Qu’est-ce qui a changé en plus de 20 ans ?

Journal « objectif » des activités réalisées
Visite à la petite maison-studio, bureau de Blandine Sankara.
Visite sur le site de Loumbila 2 : puits et pompe solaire avec réservoir de 10 000 litres. Le « débit » est très bon, l’eau est présente en bonne quantité, tout fonctionne bien à la grande satisfaction de Yelemani. Un jeune couple marié qui vit dans un petit bâtiment sur le site s’occupe de la terre et des cultures agricoles. Ils ont accompli un travail considérable en peu de temps : les cultures d’oignons en particulier, qui seront stockées et conservées selon un système pas trop coûteux (stockage en couches, dans une pièce où l’air circule, et où les oignons sont placés et régulièrement contrôlés et déplacés).
Visite de l’école primaire où Yelemani (Blandine) mène des actions de sensibilisation sur le thème de la souveraineté alimentaire et où les élèves cultivent et gèrent le jardin de l’école (oignons).
Projet financé par une ONG canadienne.
Déjeuner à Loubila 1 dans le restaurant de Yelemani. Déjeuner « burkinabé » : trop avec sauce cacahuète, lentilles, feuilles de haricots, avocat et vinaigrette, papaye en dessert.
Après-midi : passage de Ouagdougou à Ouahigouya… et  » entrée dans les plaines « …

Notes subjectives du Burkina
Retour au Burkina
Je retourne au Burkina pour la vingtième fois, la première étant la  » chevauchée  » du réveillon entre 95 et 96.
J’effectue le trajet de la capitale Ouagadougou, au nord, à Ouahigouya, la quatrième ville du pays, en voiture ou en bus, pour la 24e fois. Je me demande : qu’est-ce qui a changé en plus de vingt ans ? Je rencontre toujours, comme à l’époque, de stupéfiants et puissants baobabs, gardiens du temps. Des rangées d’eucalyptus, troncs minces aux frondes élancées dans le vent, arbres malencontreusement promus au fil des ans par les projets de la Banque mondiale, longent la route à près de 100 km/h dans le 4×4 Toyota. Ils ne créent pas d’humus et de sous-bois, et se sont révélés peu adaptés au contexte.

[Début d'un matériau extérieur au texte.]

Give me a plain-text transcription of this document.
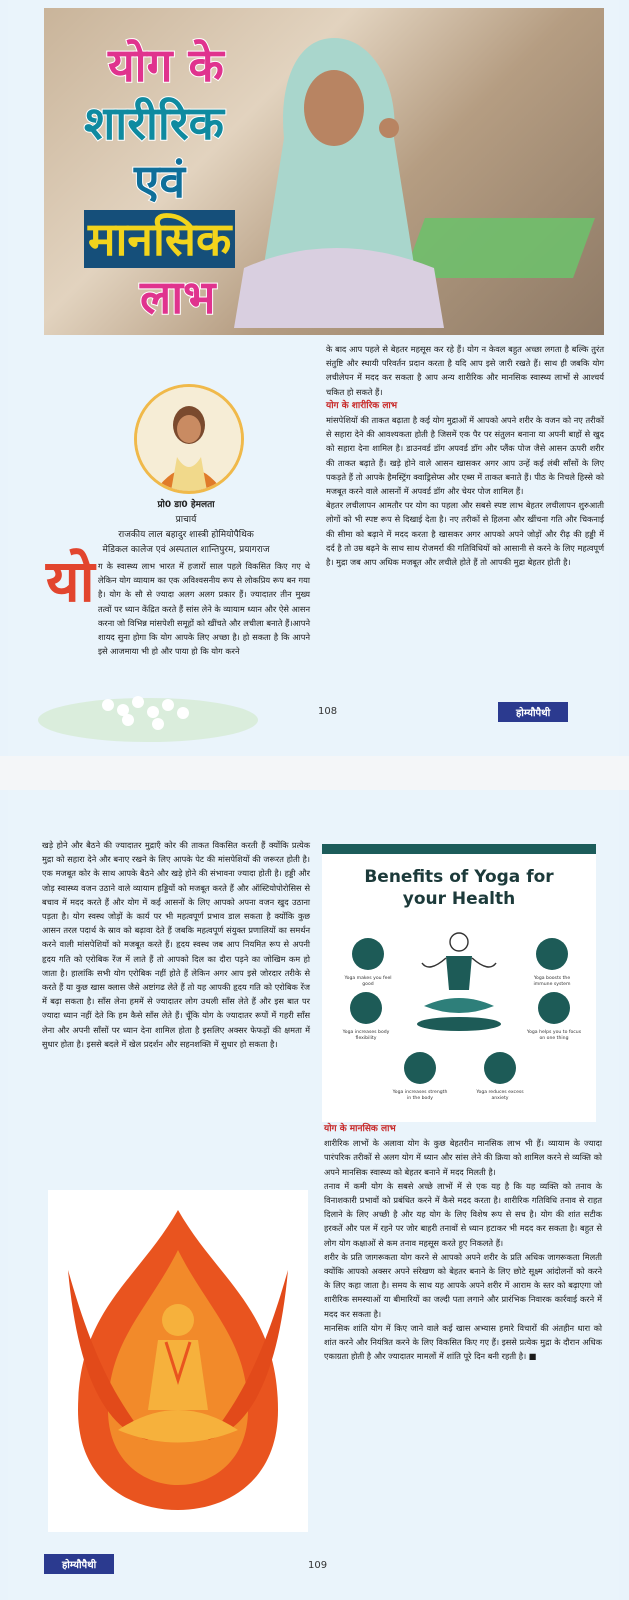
योग के
शारीरिक
एवं
मानसिक
लाभ
प्रो0 डा0 हेमलता
प्राचार्य
राजकीय लाल बहादुर शास्त्री होमियोपैथिक
मेडिकल कालेज एवं अस्पताल शान्तिपुरम, प्रयागराज
यो ग के स्वास्थ्य लाभ भारत में हजारों साल पहले विकसित किए गए थे लेकिन योग व्यायाम का एक अविश्वसनीय रूप से लोकप्रिय रूप बन गया है। योग के सौ से ज्यादा अलग अलग प्रकार हैं। ज्यादातर तीन मुख्य तत्वों पर ध्यान केंद्रित करते हैं सांस लेने के व्यायाम ध्यान और ऐसे आसन करना जो विभिन्न मांसपेशी समूहों को खींचते और लचीला बनाते हैं।आपने शायद सुना होगा कि योग आपके लिए अच्छा है। हो सकता है कि आपने इसे आजमाया भी हो और पाया हो कि योग करने

के बाद आप पहले से बेहतर महसूस कर रहे हैं। योग न केवल बहुत अच्छा लगता है बल्कि तुरंत संतुष्टि और स्थायी परिवर्तन प्रदान करता है यदि आप इसे जारी रखते हैं। साथ ही जबकि योग लचीलेपन में मदद कर सकता है आप अन्य शारीरिक और मानसिक स्वास्थ्य लाभों से आश्चर्य चकित हो सकते हैं।

योग के शारीरिक लाभ

मांसपेशियों की ताकत बढ़ाता है कई योग मुद्राओं में आपको अपने शरीर के वजन को नए तरीकों से सहारा देने की आवश्यकता होती है जिसमें एक पैर पर संतुलन बनाना या अपनी बाहों से खुद को सहारा देना शामिल है। डाउनवर्ड डॉग अपवर्ड डॉग और प्लैंक पोज जैसे आसन ऊपरी शरीर की ताकत बढ़ाते हैं। खड़े होने वाले आसन खासकर अगर आप उन्हें कई लंबी साँसों के लिए पकड़ते हैं तो आपके हैमस्ट्रिंग क्वाड्रिसेप्स और एब्स में ताकत बनाते हैं। पीठ के निचले हिस्से को मजबूत करने वाले आसनों में अपवर्ड डॉग और चेयर पोज शामिल हैं।

बेहतर लचीलापन आमतौर पर योग का पहला और सबसे स्पष्ट लाभ बेहतर लचीलापन शुरुआती लोगों को भी स्पष्ट रूप से दिखाई देता है। नए तरीकों से हिलना और खींचना गति और चिकनाई की सीमा को बढ़ाने में मदद करता है खासकर अगर आपको अपने जोड़ों और रीढ़ की हड्डी में दर्द है तो उम्र बढ़ने के साथ साथ रोजमर्रा की गतिविधियों को आसानी से करने के लिए महत्वपूर्ण है। मुद्रा जब आप अधिक मजबूत और लचीले होते हैं तो आपकी मुद्रा बेहतर होती है।

108	होम्यौपैथी

खड़े होने और बैठने की ज्यादातर मुद्राएँ कोर की ताकत विकसित करती हैं क्योंकि प्रत्येक मुद्रा को सहारा देने और बनाए रखने के लिए आपके पेट की मांसपेशियों की जरूरत होती है। एक मजबूत कोर के साथ आपके बैठने और खड़े होने की संभावना ज्यादा होती है। हड्डी और जोड़ स्वास्थ्य वजन उठाने वाले व्यायाम हड्डियों को मजबूत करते हैं और ऑस्टियोपोरोसिस से बचाव में मदद करते हैं और योग में कई आसनों के लिए आपको अपना वजन खुद उठाना पड़ता है। योग स्वस्थ जोड़ों के कार्य पर भी महत्वपूर्ण प्रभाव डाल सकता है क्योंकि कुछ आसन तरल पदार्थ के स्राव को बढ़ावा देते हैं जबकि महत्वपूर्ण संयुक्त प्रणालियों का समर्थन करने वाली मांसपेशियों को मजबूत करते हैं। हृदय स्वस्थ जब आप नियमित रूप से अपनी हृदय गति को एरोबिक रेंज में लाते हैं तो आपको दिल का दौरा पड़ने का जोखिम कम हो जाता है। हालांकि सभी योग एरोबिक नहीं होते हैं लेकिन अगर आप इसे जोरदार तरीके से करते हैं या कुछ खास क्लास जैसे अष्टांगढ लेते हैं तो यह आपकी हृदय गति को एरोबिक रेंज में बढ़ा सकता है। साँस लेना हममें से ज्यादातर लोग उथली साँस लेते हैं और इस बात पर ज्यादा ध्यान नहीं देते कि हम कैसे साँस लेते हैं। चूँकि योग के ज्यादातर रूपों में गहरी साँस लेना और अपनी साँसों पर ध्यान देना शामिल होता है इसलिए अक्सर फेफड़ों की क्षमता में सुधार होता है। इससे बदले में खेल प्रदर्शन और सहनशक्ति में सुधार हो सकता है।

Benefits of Yoga for
your Health
Yoga makes you feel good
Yoga boosts the immune system
Yoga increases body flexibility
Yoga helps you to focus on one thing
Yoga increases strength in the body
Yoga reduces excess anxiety

योग के मानसिक लाभ

शारीरिक लाभों के अलावा योग के कुछ बेहतरीन मानसिक लाभ भी हैं। व्यायाम के ज्यादा पारंपरिक तरीकों से अलग योग में ध्यान और सांस लेने की क्रिया को शामिल करने से व्यक्ति को अपने मानसिक स्वास्थ्य को बेहतर बनाने में मदद मिलती है।

तनाव में कमी योग के सबसे अच्छे लाभों में से एक यह है कि यह व्यक्ति को तनाव के विनाशकारी प्रभावों को प्रबंधित करने में कैसे मदद करता है। शारीरिक गतिविधि तनाव से राहत दिलाने के लिए अच्छी है और यह योग के लिए विशेष रूप से सच है। योग की शांत सटीक हरकतें और पल में रहने पर जोर बाहरी तनावों से ध्यान हटाकर भी मदद कर सकता है। बहुत से लोग योग कक्षाओं से कम तनाव महसूस करते हुए निकलते हैं।

शरीर के प्रति जागरूकता योग करने से आपको अपने शरीर के प्रति अधिक जागरूकता मिलती क्योंकि आपको अक्सर अपने संरेखण को बेहतर बनाने के लिए छोटे सूक्ष्म आंदोलनों को करने के लिए कहा जाता है। समय के साथ यह आपके अपने शरीर में आराम के स्तर को बढ़ाएगा जो शारीरिक समस्याओं या बीमारियों का जल्दी पता लगाने और प्रारंभिक निवारक कार्रवाई करने में मदद कर सकता है।

मानसिक शांति योग में किए जाने वाले कई खास अभ्यास हमारे विचारों की अंतहीन धारा को शांत करने और नियंत्रित करने के लिए विकसित किए गए हैं। इससे प्रत्येक मुद्रा के दौरान अधिक एकाग्रता होती है और ज्यादातर मामलों में शांति पूरे दिन बनी रहती है। ■

होम्यौपैथी	109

Par moments, on croise les majestueux « Caïcédras », plantés au moment de la colonisation, aux bords de la première route « carrossable », par des villageois burkinabés, presque esclaves, au « service » des Français, comme le père de Mariam, présidente de notre ONG partenaire depuis des années. Les épouses des villageois burkinabés qui ont construit à la pioche la première large route en latérite reliant le nord du pays à la capitale, accompagnaient leurs maris, préparaient leurs repas et dormaient, comme eux, dans la « belle étoile ». Des arbres à karité, des nimes, les nombreux arbustes épineux de la savane, poussent encore le long de la route.

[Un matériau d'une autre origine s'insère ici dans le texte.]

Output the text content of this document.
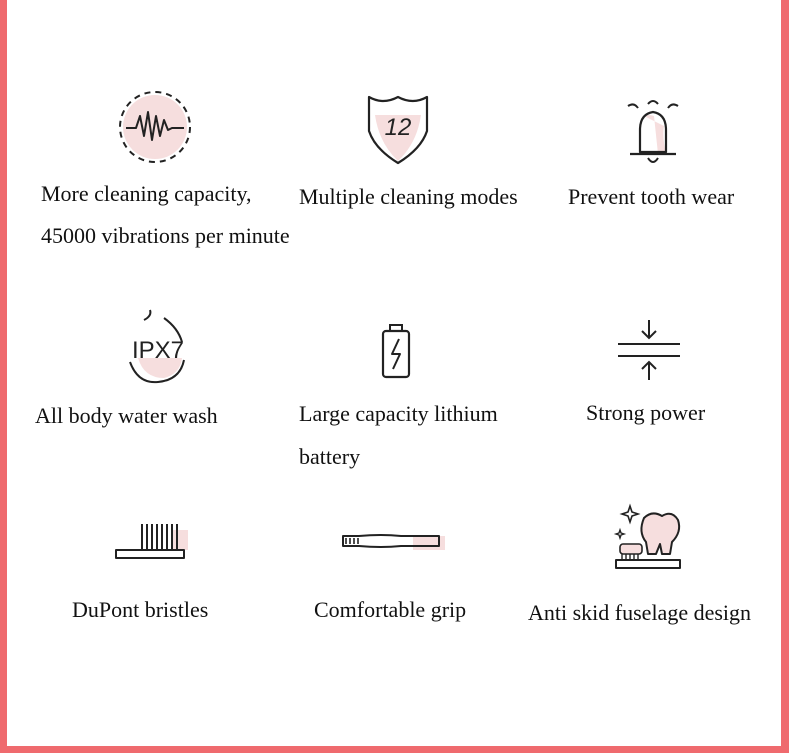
More cleaning capacity,

45000 vibrations per minute

12

Multiple cleaning modes Prevent tooth wear

IPX7

All body water wash	Large capacity lithium

battery

Strong power

DuPont bristles	Comfortable grip	Anti skid fuselage design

Mais il y a de nouveaux arbres qui n’étaient pas là il y a vingt ans : ce sont ceux de la longue rangée de poteaux électriques qui portent les lignes vers le nord et les mâts de téléphonie mobile, les plus grands  » arbres  » de tous, qui dépassent et regardent d’en haut, avec leurs disques récepteurs, leurs yeux électriques, même les grands  » caïcédras  » historiques et les baobabs, dépassés par l’immédiateté imposée par les téléphones portables.
Des rangées de sacs plastiques ne manquent pas aux abords du goudron : bleus, noirs, gris, vestiges fréquents et signes aujourd’hui, peut-être plus qu’il y a vingt ans, de l’inattention quotidienne au sol et à la terre.
Malheureusement, comme il y a vingt ans et peut-être plus, lorsque nous quittons ou approchons les différentes villes de notre parcours (les abords de Ouaga, Kaye, Yako, Gourcy, etc…), je rencontre les habituelles décharges à ciel ouvert, compagnons ponctuels de notre voyage que, chaque année, j’espère ne plus jamais rencontrer, refuges des vautours qu’on appelle ici  » charognards « . Heureusement, c’est le coucher du soleil et le soleil rasant éclaire le paysage d’une merveilleuse couleur rose-orange. Même les sacs en plastique et les décharges, tout comme les arbres, les pylônes et les antennes, sont inondés, absorbés par la lumière et transformés en compagnons de voyage magiques.